It has been thirty years since computing experts began to sound the alarm, warning of what was to come with the arrival of quantum computing. Quantum computers are capable of performing calculations at speeds that current computers could never achieve, and offer many benefits for a wide range of use cases and industries.
However, there is a great deal of credible proof from the experts that once these super machines fall into the hands of hackers, can be used to break current public-key cryptographic algorithms, which potentially puts a majority of encrypted data at risk.
While it might take another ten years before we reach the post quantum stage, it is recommended that Post Quantum Cryptography migration efforts should begin now, rather than later. In this article, we will review post-quantum migration recommendations based on research by security experts from the U.S. National Security Agency (NSA), BSI - Germany’s federal cybersecurity authority (Bundesamt für Sicherheit in der Informationstechnik), the European Union Agency for Cybersecurity (ENISA) and ETSI, a European Standards Organization, based in France.
NSA Recommends Immediate Transition for Software and Firmware Signing
The NSA recently released a cybersecurity advisory to National Security Systems (NSS) to notify operators, owners and vendors of its future requirements for quantum-resistant algorithms. It recommends updating the current 1.0 version of NSA’s Commercial National Security Algorithm Suite to the latest 2.0 version now and that the transition for software and firmware signing begins immediately.
The newest standardized algorithms for software and firmware signing were approved by NIST in July 2022 and are expected to be fully released by 2024. However, the NSA is using the algorithms for specific use cases. It is expected that all relevant system components should be configured to support CNSA 2.0 algorithms by 2025 and the completed NSS quantum-resistant algorithm transition should be completed by 2035.
BSI Recommends Becoming Crypto-Agile
As Germany’s federal cyber security authority, BSI’s goal is to promote safety in the use of information and community technology in government, business, and society. In 2021, the agency published its “Cyber Security Strategy for Germany 2021.” Included in that strategy is “the migration to quantum-secure cryptography in the high-security area.”

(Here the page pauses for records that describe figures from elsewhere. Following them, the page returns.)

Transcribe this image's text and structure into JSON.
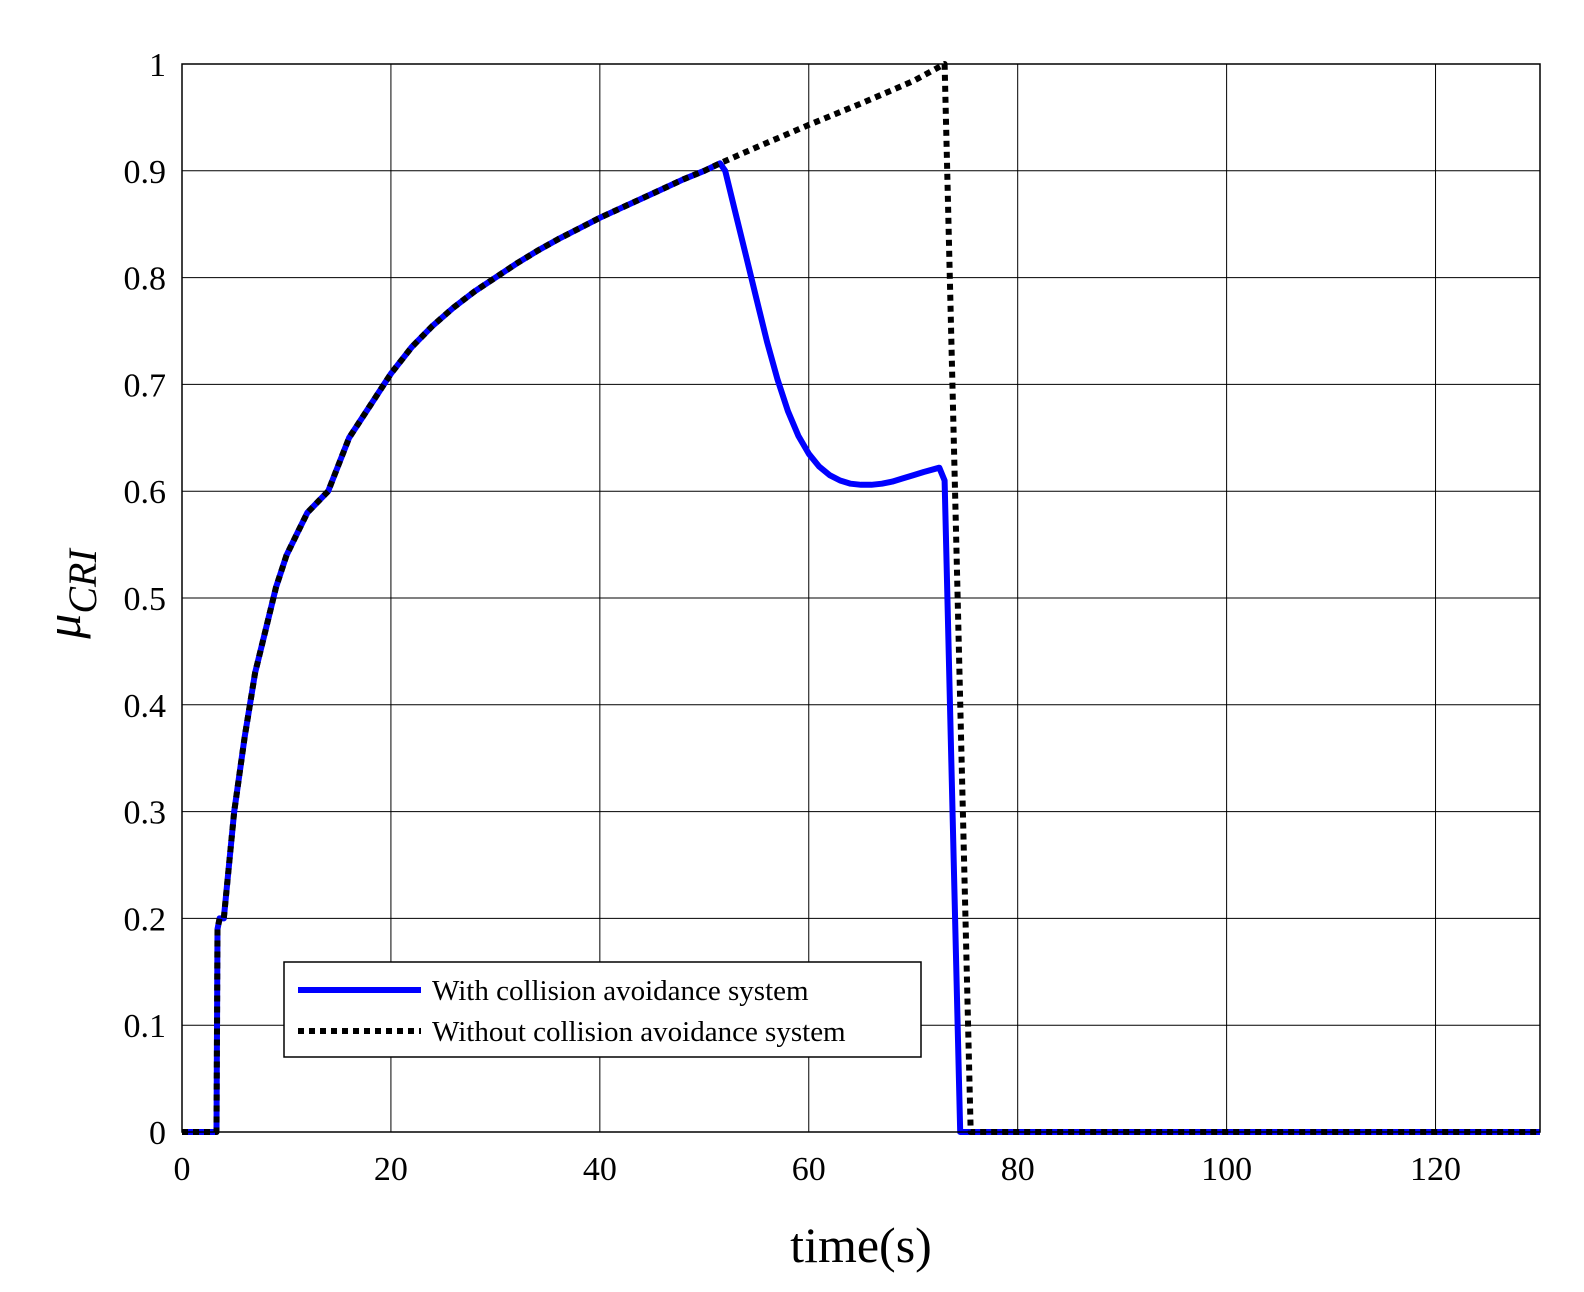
{
  "chart_data": {
    "type": "line",
    "xlabel": "time(s)",
    "ylabel_main": "μ",
    "ylabel_sub": "CRI",
    "xlim": [
      0,
      130
    ],
    "ylim": [
      0,
      1
    ],
    "xticks": [
      0,
      20,
      40,
      60,
      80,
      100,
      120
    ],
    "yticks": [
      0,
      0.1,
      0.2,
      0.3,
      0.4,
      0.5,
      0.6,
      0.7,
      0.8,
      0.9,
      1
    ],
    "ytick_labels": [
      "0",
      "0.1",
      "0.2",
      "0.3",
      "0.4",
      "0.5",
      "0.6",
      "0.7",
      "0.8",
      "0.9",
      "1"
    ],
    "grid": true,
    "legend_position": "bottom-left",
    "series": [
      {
        "name": "With collision avoidance system",
        "color": "#0000ff",
        "style": "solid",
        "x": [
          0,
          3.3,
          3.4,
          3.6,
          4,
          5,
          6,
          7,
          8,
          9,
          10,
          11,
          12,
          13,
          14,
          16,
          18,
          20,
          22,
          24,
          26,
          28,
          30,
          32,
          34,
          36,
          38,
          40,
          42,
          44,
          46,
          48,
          50,
          51.5,
          52,
          53,
          54,
          55,
          56,
          57,
          58,
          59,
          60,
          61,
          62,
          63,
          64,
          65,
          66,
          67,
          68,
          69,
          70,
          71,
          72.5,
          73,
          74.5,
          130
        ],
        "y": [
          0,
          0,
          0.19,
          0.2,
          0.2,
          0.3,
          0.37,
          0.43,
          0.47,
          0.51,
          0.54,
          0.56,
          0.58,
          0.59,
          0.6,
          0.65,
          0.68,
          0.71,
          0.735,
          0.755,
          0.772,
          0.787,
          0.8,
          0.813,
          0.825,
          0.836,
          0.846,
          0.856,
          0.865,
          0.874,
          0.883,
          0.892,
          0.9,
          0.907,
          0.9,
          0.86,
          0.82,
          0.78,
          0.74,
          0.705,
          0.675,
          0.652,
          0.635,
          0.623,
          0.615,
          0.61,
          0.607,
          0.606,
          0.606,
          0.607,
          0.609,
          0.612,
          0.615,
          0.618,
          0.622,
          0.61,
          0,
          0
        ]
      },
      {
        "name": "Without collision avoidance system",
        "color": "#000000",
        "style": "dotted",
        "x": [
          0,
          3.3,
          3.4,
          3.6,
          4,
          5,
          6,
          7,
          8,
          9,
          10,
          11,
          12,
          13,
          14,
          16,
          18,
          20,
          22,
          24,
          26,
          28,
          30,
          32,
          34,
          36,
          38,
          40,
          42,
          44,
          46,
          48,
          50,
          51.5,
          55,
          60,
          65,
          70,
          73,
          75.5,
          130
        ],
        "y": [
          0,
          0,
          0.19,
          0.2,
          0.2,
          0.3,
          0.37,
          0.43,
          0.47,
          0.51,
          0.54,
          0.56,
          0.58,
          0.59,
          0.6,
          0.65,
          0.68,
          0.71,
          0.735,
          0.755,
          0.772,
          0.787,
          0.8,
          0.813,
          0.825,
          0.836,
          0.846,
          0.856,
          0.865,
          0.874,
          0.883,
          0.892,
          0.9,
          0.907,
          0.922,
          0.943,
          0.963,
          0.984,
          1.0,
          0,
          0
        ]
      }
    ]
  }
}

BSI recommends that quantum-safe methods should be introduced now during a transitional implementation period and combined with classical methods. The goal they recommend is for organizations to achieve crypto-agility in the long-term, of which permanently using hybrid solutions is essential. Crypto-agile solutions facilitate the secure exchange of cryptographic methods or protocols as updates are needed.
ENISA Recommends Options for PQ Migration Schemes
ENISA advises taking action to protect encrypted data by beginning quantum mitigation efforts before quantum computing arrives. It has recommended two options for post quantum migration schemes to implement now, one, a hybrid solution of pre-quantum and post-quantum schemes, and two, taking protective measures now for pre-quantum cryptography.
The hybrid solution of pre- and post-quantum schemes combines current quantum public key cryptography with currently available post-quantum cryptography that has been recently approved by NIST. ENISA recommends combining the schemes but using them independently for signature schemes.
Taking measures to protect pre-quantum cryptography is crucial for organizations that prefer to wait to deploy their post-quantum systems before standardization is finalized. Such measures can help protect encrypted data from harvest now, decrypt later or man-in-the-middle attacks during this pre-quantum period.
ETSI Recommends a Staged Approach for Migration
In ETSI TR 103 619 V1.1.1 (2020-07) Technical Report: CYBER; Migration strategies and recommendations to Quantum-Safe schemes, it is recommended to take a three-stage approach while migrating from a non-quantum safe cryptographic state to a fully quantum safe cryptographic state (FQSCS).
Stage 1 of ETSI’s recommended staged migration approach is to start with inventory compilation. An organization must know what assets and processes could be impacted by quantum computing, whether they be hardware or software.
Stage 2 of the staged migration is preparing the migration plan. In this stage, decisions will need to be made regarding whether and when each asset will be migrated to FQSCS. This stage involved determining dependency of inter-dependent assets and testing.
Stage 3 is executing the migration which includes mitigation management, which provides metrics needed to track the progress of the migration. This stage also requires three elements of management crucial to a QSC to FQSCS migration where the migration manager must:
- Be responsible and in charge of the process.
- Have financial and organizational backing.
- Not stop partway through any phase of the migration plan.
As evidenced by the recommendations provided by the security experts of NSA, BSI, ENISA and ETSI, the time is now to prepare for quantum computing rather than attempt to implement security measures after it arrives.
Conclusion
While it's possible that standard encryption algorithms will not be broken by quantum computers until 2030, many risk and cybersecurity managers should assess their options now. The post-quantum era has now begun for many companies and they have begun to assess and evaluate how susceptible their various data types and systems are to quantum threats. By identifying and evaluating vulnerabilities, security measures may need to be replaced or upgraded and this should allow for a realistic time frame for the implementation.
Be prepared for one of the most significant cybersecurity threats of the next decade. Start by testing PQC algorithms in your environment!